Page 15 of 21

Re: Stats not updating?

PostPosted: Tue Sep 12, 2017 12:38 am
by drougnor
We got two hourly updates this time, the 2pm Eastern and 3pm Eastern, before it stopped again.

What I've been able to piece together of how this system works is that the flat file gets generated with the current timestamp in PST and then gets populated with the current hour's worth of data (Name, Points total, WUs Total, Team number for the Users and Team Number, Team Name, Points total and WU total for the Teams). It appears that the crash in this particular case is happening after the blank files get generated with the timestamp, but before the data gets inserted.

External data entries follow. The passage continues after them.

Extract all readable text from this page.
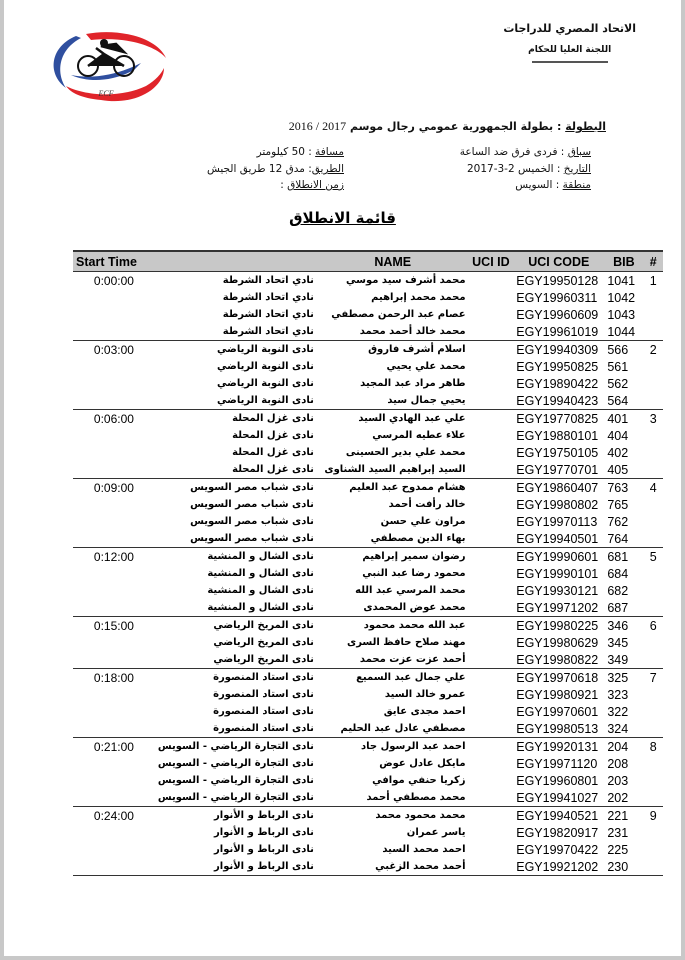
ECF
الاتحاد المصري للدراجات
اللجنة العليا للحكام
البطولة : بطولة الجمهورية عمومي رجال موسم 2017 / 2016
سباق : فردى فرق ضد الساعة
مسافة : 50 كيلومتر
التاريخ : الخميس 2-3-2017
الطريق: مدق 12 طريق الجيش
منطقة : السويس
زمن الانطلاق :
قائمة الانطلاق
Start Time		NAME	UCI ID	UCI CODE	BIB	#
0:00:00	نادي اتحاد الشرطة	محمد أشرف سيد موسي		EGY19950128	1041	1
	نادي اتحاد الشرطة	محمد محمد إبراهيم		EGY19960311	1042	
	نادي اتحاد الشرطة	عصام عبد الرحمن مصطفي		EGY19960609	1043	
	نادي اتحاد الشرطة	محمد خالد أحمد محمد		EGY19961019	1044	
0:03:00	نادى النوبة الرياضي	اسلام أشرف فاروق		EGY19940309	566	2
	نادى النوبة الرياضي	محمد علي يحيي		EGY19950825	561	
	نادى النوبة الرياضي	طاهر مراد عبد المجيد		EGY19890422	562	
	نادى النوبة الرياضي	يحيي جمال سيد		EGY19940423	564	
0:06:00	نادى غزل المحلة	علي عبد الهادي السيد		EGY19770825	401	3
	نادى غزل المحلة	علاء عطيه المرسي		EGY19880101	404	
	نادى غزل المحلة	محمد علي بدير الحسينى		EGY19750105	402	
	نادى غزل المحلة	السيد إبراهيم السيد الشناوى		EGY19770701	405	
0:09:00	نادى شباب مصر السويس	هشام ممدوح عبد العليم		EGY19860407	763	4
	نادى شباب مصر السويس	خالد رأفت أحمد		EGY19980802	765	
	نادى شباب مصر السويس	مراون علي حسن		EGY19970113	762	
	نادى شباب مصر السويس	بهاء الدين مصطفي		EGY19940501	764	
0:12:00	نادى الشال و المنشية	رضوان سمير إبراهيم		EGY19990601	681	5
	نادى الشال و المنشية	محمود رضا عبد النبي		EGY19990101	684	
	نادى الشال و المنشية	محمد المرسي عبد الله		EGY19930121	682	
	نادى الشال و المنشية	محمد عوض المحمدى		EGY19971202	687	
0:15:00	نادى المريخ الرياضي	عبد الله محمد محمود		EGY19980225	346	6
	نادى المريخ الرياضي	مهند صلاح حافظ السرى		EGY19980629	345	
	نادى المريخ الرياضي	أحمد عزت عزت محمد		EGY19980822	349	
0:18:00	نادى استاد المنصورة	علي جمال عبد السميع		EGY19970618	325	7
	نادى استاد المنصورة	عمرو خالد السيد		EGY19980921	323	
	نادى استاد المنصورة	احمد مجدى عايق		EGY19970601	322	
	نادى استاد المنصورة	مصطفي عادل عبد الحليم		EGY19980513	324	
0:21:00	نادى التجارة الرياضي - السويس	احمد عبد الرسول جاد		EGY19920131	204	8
	نادى التجارة الرياضي - السويس	مايكل عادل عوض		EGY19971120	208	
	نادى التجارة الرياضي - السويس	زكريا حنفي موافي		EGY19960801	203	
	نادى التجارة الرياضي - السويس	محمد مصطفي أحمد		EGY19941027	202	
0:24:00	نادى الرباط و الأنوار	محمد محمود محمد		EGY19940521	221	9
	نادى الرباط و الأنوار	ياسر عمران		EGY19820917	231	
	نادى الرباط و الأنوار	احمد محمد السيد		EGY19970422	225	
	نادى الرباط و الأنوار	أحمد محمد الزغبي		EGY19921202	230	
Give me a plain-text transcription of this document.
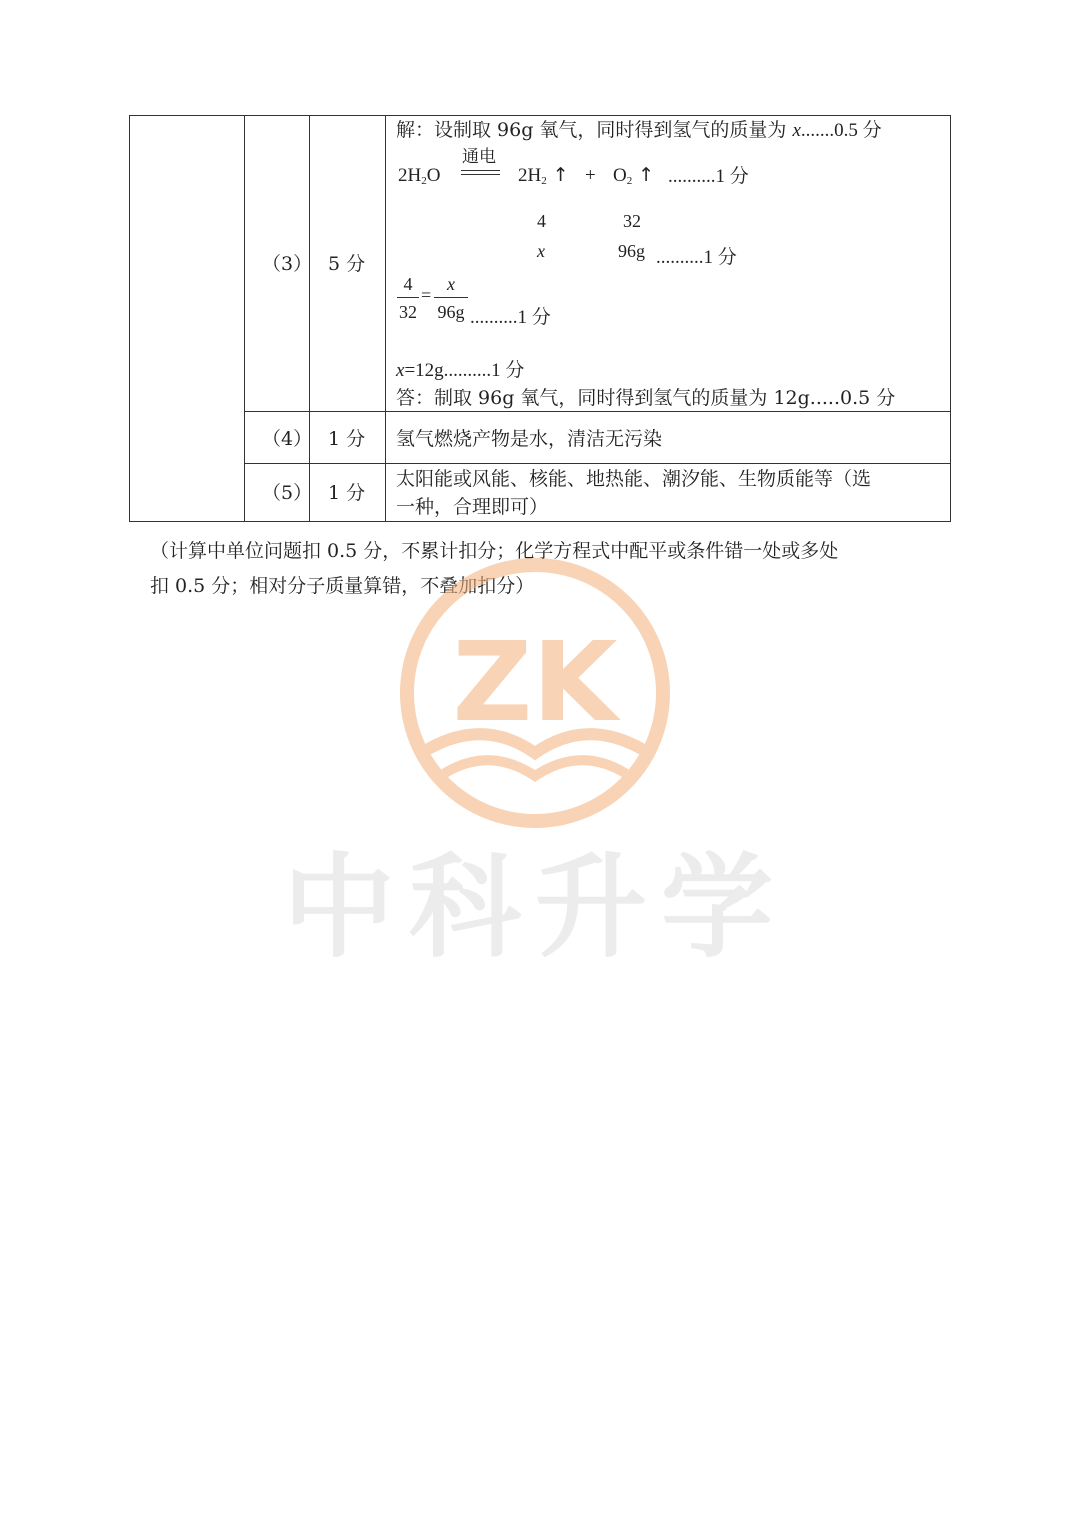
（3） 5 分
解：设制取 96g 氧气，同时得到氢气的质量为 x.......0.5 分
$2H_2O$
通电
$2H_2$ ↑ + $O_2$ ↑ ..........1 分
4	32
x	96g ..........1 分
4
32
=
x
96g ..........1 分
x=12g..........1 分
答：制取 96g 氧气，同时得到氢气的质量为 12g.....0.5 分
（4） 1 分 氢气燃烧产物是水，清洁无污染
（5） 1 分
太阳能或风能、核能、地热能、潮汐能、生物质能等（选
一种，合理即可）
（计算中单位问题扣 0.5 分，不累计扣分；化学方程式中配平或条件错一处或多处
扣 0.5 分；相对分子质量算错，不叠加扣分）
ZK
中科升学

The system sees a file that it then zips up and publishes the empty file and zipped archive.

However, as the process manages to complete at least a few times before the next error, this is telling me that the database itself IS indeed whole and hale, esp since we can view the data through the interactive web portal on the official stats page.

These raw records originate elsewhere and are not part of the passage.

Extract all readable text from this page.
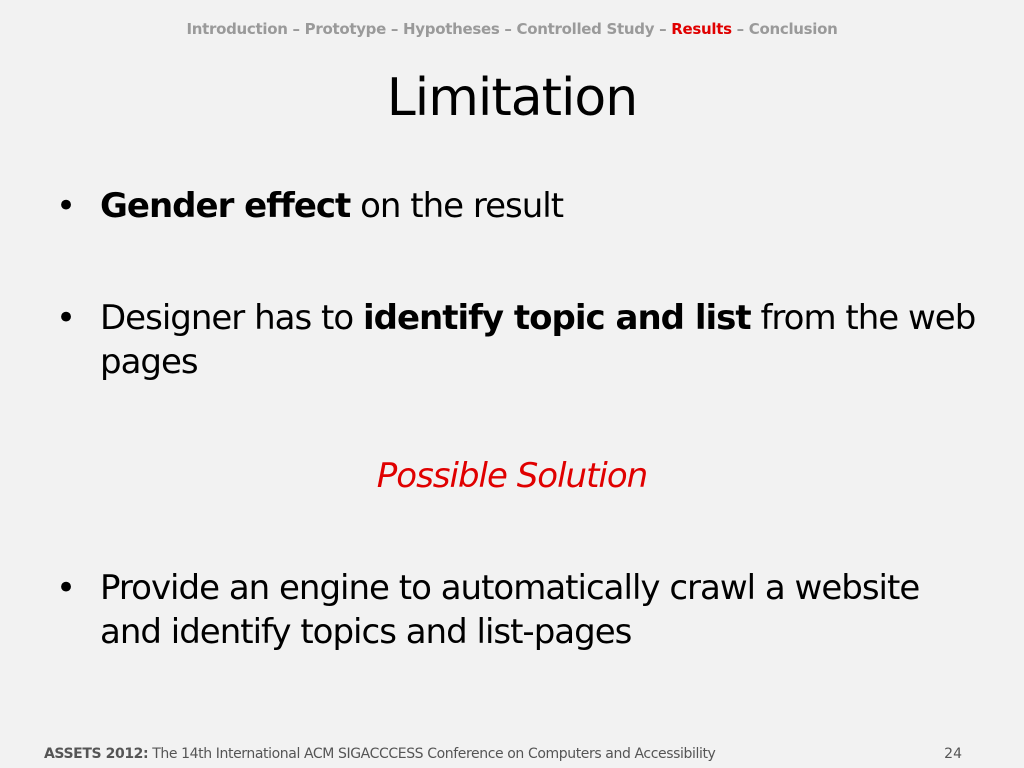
Introduction – Prototype – Hypotheses – Controlled Study – Results – Conclusion
Limitation
• Gender effect on the result
• Designer has to identify topic and list from the web pages
Possible Solution
• Provide an engine to automatically crawl a website and identify topics and list-pages
ASSETS 2012: The 14th International ACM SIGACCCESS Conference on Computers and Accessibility	24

Not that any of this is really relevant to most of you, but it was fun for me to piece together over a bit of time of examining error messages and figuring out what I was doing wrong and what that meant for the backend system and how it was apparently constructed.

d

Re: Stats not updating?

PostPosted: Tue Sep 12, 2017 12:55 am
by ChristianVirtual
It is also relevant to me. How else I can send push notification on stats changes when the stats file is empty ... (maybe I should at least push a note that stats is down and hope one in PG has an Apple Watch ;-)

Re: Stats not updating?

PostPosted: Tue Sep 12, 2017 4:00 am
by bruce
It's strange, but we're not seeing a single type of failure over the last few weeks.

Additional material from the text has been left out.